Originally posted on Football Nation  |  Last updated 9/10/12

The old news is that a three member arbitrator panel overturned the discipline of NFL Commissioner Roger Goodell of four players allegedly involved in a bounty scandal while affiliated with the New Orleans Saints in 2009. 

Jonathan Vilma was seen on Twitter doing his best Stewart Gilligan Griffin impression after the arbitrator panel issued its decision.  This story still has legs, starting with the implications of the decision. 

As you may recall from my last column, I mentioned that Judge Helen Berigan was waiting to make her ruling on the injunction filed by Jonathan Vilma against the NFL for the year-long suspension issued by Commissioner Roger Goodell from what many are calling “Bountygate” (as an aside, I am hoping that someday, sometime soon, people will stop adding a –gate to every scandal, unless it involved a break-in at a famous Washington, D.C. hotel.  But I digress).  

Judge Berigan’s pending decision is one of a few undetermined outcomes involving this matter.  That being said, there are a couple of points to take from the arbitration panel’s (unanimous) decision that NFL Commissioner Roger Goodell exceeded his jurisdiction in issuing suspensions of players ranging from a few games to one full season for their alleged participation in a pay-for-play scheme in which rewards were allegedly issued for big hits or injuries to opposing players. 
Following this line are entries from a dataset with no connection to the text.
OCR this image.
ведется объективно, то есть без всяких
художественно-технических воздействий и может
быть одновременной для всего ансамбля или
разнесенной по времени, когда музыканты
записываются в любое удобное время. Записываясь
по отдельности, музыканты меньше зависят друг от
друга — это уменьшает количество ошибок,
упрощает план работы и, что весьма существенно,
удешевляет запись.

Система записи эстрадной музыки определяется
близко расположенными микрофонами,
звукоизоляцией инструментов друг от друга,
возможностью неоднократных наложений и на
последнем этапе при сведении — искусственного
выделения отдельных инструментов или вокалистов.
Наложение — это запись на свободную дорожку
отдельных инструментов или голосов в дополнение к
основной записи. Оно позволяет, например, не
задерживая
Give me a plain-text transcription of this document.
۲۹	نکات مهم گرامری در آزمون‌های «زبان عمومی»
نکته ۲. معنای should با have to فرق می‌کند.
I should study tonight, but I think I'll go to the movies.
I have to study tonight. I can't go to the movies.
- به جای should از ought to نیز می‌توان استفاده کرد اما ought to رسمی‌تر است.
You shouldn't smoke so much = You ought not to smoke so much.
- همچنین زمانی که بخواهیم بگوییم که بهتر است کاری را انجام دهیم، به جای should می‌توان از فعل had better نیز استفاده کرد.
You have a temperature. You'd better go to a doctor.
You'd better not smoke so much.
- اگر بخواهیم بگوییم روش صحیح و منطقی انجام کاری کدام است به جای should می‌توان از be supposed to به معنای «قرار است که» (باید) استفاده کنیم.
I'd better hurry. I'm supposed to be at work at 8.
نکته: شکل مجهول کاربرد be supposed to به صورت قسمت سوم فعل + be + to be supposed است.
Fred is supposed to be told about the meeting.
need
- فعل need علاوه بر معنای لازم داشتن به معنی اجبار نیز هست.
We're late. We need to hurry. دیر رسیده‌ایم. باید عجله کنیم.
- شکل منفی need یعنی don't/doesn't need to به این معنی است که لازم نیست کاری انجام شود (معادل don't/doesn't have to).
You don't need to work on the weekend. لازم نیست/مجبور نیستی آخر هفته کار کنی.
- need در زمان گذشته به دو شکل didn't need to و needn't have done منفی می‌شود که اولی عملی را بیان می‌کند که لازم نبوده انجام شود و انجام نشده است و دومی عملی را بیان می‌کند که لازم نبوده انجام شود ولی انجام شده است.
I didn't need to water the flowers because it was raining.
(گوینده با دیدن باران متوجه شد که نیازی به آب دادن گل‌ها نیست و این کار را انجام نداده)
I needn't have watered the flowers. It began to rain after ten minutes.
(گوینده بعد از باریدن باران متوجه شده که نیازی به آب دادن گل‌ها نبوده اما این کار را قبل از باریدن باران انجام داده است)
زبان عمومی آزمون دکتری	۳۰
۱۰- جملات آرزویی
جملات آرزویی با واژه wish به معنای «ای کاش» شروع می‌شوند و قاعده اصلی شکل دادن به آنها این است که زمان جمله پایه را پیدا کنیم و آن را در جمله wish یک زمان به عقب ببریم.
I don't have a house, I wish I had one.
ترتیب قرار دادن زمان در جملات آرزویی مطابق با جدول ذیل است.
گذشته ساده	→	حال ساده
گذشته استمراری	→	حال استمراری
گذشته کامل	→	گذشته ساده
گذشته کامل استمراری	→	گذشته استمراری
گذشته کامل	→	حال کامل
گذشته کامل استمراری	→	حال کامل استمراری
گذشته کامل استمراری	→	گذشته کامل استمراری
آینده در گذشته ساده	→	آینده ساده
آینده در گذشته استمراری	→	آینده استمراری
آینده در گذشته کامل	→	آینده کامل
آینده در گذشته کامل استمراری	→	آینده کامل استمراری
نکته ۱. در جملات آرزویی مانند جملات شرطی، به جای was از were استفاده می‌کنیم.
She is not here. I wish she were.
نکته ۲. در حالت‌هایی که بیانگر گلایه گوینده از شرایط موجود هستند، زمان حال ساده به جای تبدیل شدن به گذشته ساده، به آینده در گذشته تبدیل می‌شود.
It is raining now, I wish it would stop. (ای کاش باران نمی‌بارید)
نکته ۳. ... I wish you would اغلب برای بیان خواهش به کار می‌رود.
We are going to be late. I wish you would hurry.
The arbitration panel, which consisted of three individuals, ruled that Commissioner Goodell exceeded his authority when disciplining the players.  Specifically, the panel concluded that Goodell could rule on issues that are under the auspices of “conduct detrimental to the game,” but that this was an issue outside of that category.  The decision allows the four players to return to team rosters and more importantly, allows those who are on NFL rosters to receive their entire 2012 season salary.  After digesting the panel’s decision, I share some quick thoughts on what came to pass and what could still come to pass.

First, and foremost, is that the NFL may look to, pardon the phrase, “check itself” when it is looking to issue discipline.  Discipline meted out pursuant to the NFL’s Personal Conduct Policy is one thing, because the players did agree to these terms.  However, issues like the alleged pay-for-play system do not give Goodell and the League jurisdiction to issue discipline. 

This was, accordingly to the appeals panel, a salary cap-related case, well outside the jurisdiction of the Commissioner.  Goodell and his team of attorneys could simply take a step back and revise its discipline to cover that which is in his jurisdiction.  While the discipline was vacated, the matter itself was “remanded,” or sent back to Goodell, for “expeditious redetermination.”  Indeed, the NFL has said that:

“Nothing in today’s decision contradicts any of the facts found in the investigation into this matter, or absolves any player of responsibility for conduct detrimental. Nor does the decision in any way suggest what discipline would be appropriate for conduct that lies within the authority of the Commissioner.  Per the panel’s direction, the Commissioner will promptly reconsider the matter and make a determination of the appropriate discipline consistent with the standards set forth in today’s decision.  All clubs will be advised when that decision is made.”

This language, pulled from an internal NFL memorandum sent to teams, indicates that subsequent discipline of the four players may still be coming.  If Commissioner Goodell decides to sit down and consider issuing a penalty which can be completely construed as coming directly from the collective bargaining agreement, the process by which the players are allowed to appeal such a decision might be tweaked to allow for more discovery or disclosure of evidence from and to each side.  This was a point seemingly made by Judge Berigan during the injunction hearing late last month.

Second, Judge Berigan has still not ruled on the injunction.  She may still decide to issue a ruling, or she may now wait for Commissioner Goodell to re-issue the discipline.  The players do not seem to have another avenue of appeal at their disposal if Goodell issues a new disciplinary action, thus Judge Berigan could still be sought to rule on the issues brought before her. 

When we last heard/read Judge Berigan, she seemed decidedly in favor of Vilma and the players in arguing that the system by which the NFL issued its discipline was decidedly one-sided and lacked due process.  Accordingly, Judge Berigan could issue a decision in favor of Vilma, which could result in further litigation of this issue, and further drag the actions of Commissioner Goodell in the public eye.  Further, if there are players who were asked to provide information under cover of protection, that protection might disappear if litigation were to ensue.

Third, the parties might just want to settle the matter financially.  Considering the possibilities just discussed above, it might behoove the NFL to urge this type of resolution.  Judge Berigan was requesting that the parties go this route at the injunction hearing.

Finally, the decision of the appeals panel may undercut Commissioner Goodell’s authority in the long term.  The NFL Players Association of the present regretted at least in some part that the NFLPA of the past gave the Commissioner such power in the issuance of discipline, and had been looking for a successful way to challenge it.  This gives at least some glimmer of hope to future appeals.

For now, we wait to see if Commissioner Goodell re-issues discipline to the four players and whether Judge Berigan will issue a decision before that time.